Wednesday, March 12, 2008

Finding Traces of Executables in the Registry

I found a registry key that is really quite interesting and I can see how it might come in handy when looking at a system that may have been compromised.

By following the procedure detailed below I was able to quickly find all programs or executables that have been installed or executed on a system by the logged in user.

These values are stored in clear text and are very simple to retrieve.


Tools

  • Reg (windows XP native command)
  • excel or any other spreadsheet

Steps

1. Im using a Windows XP SP2 system here. From a DOS prompt I execute the following command:

reg query HKEY_CURRENT_USER\SOFTWARE\MICROSOFT\WINDOWS\SHELLNOROAM\MUICACHE > outputfile.txt
The results are ouyput to a file called output.txt and stored inthe current directory.


2. Import into the file into excel and using auto filters Filter out all lines begining with @. You are left with a list of programs that have at some stage been installed and used.
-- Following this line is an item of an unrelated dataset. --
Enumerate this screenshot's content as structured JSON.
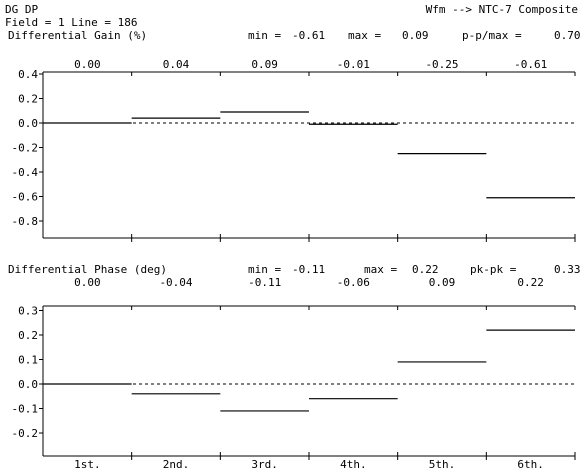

As can be seen from the output there are several files listed that are just executables and have no installer. BAT files are also listed if they have been run. Also listed is the location from which the executable was run.




If you are interested in other ways to get the most of the registry I totally recommend Harlan Carvey's book "Windows Forensics and Incident Recovery ".

After writing this entry I found from Harlan thaty he had previously blogged on this registry key. In his blog Harlan goes into great detail about this. I link to his post here.



1 comment:

Keydet89 said...

Instead of "Windows Forensics and Incident Recovery", I would recommend the more recent "Windows Forensic Analysis".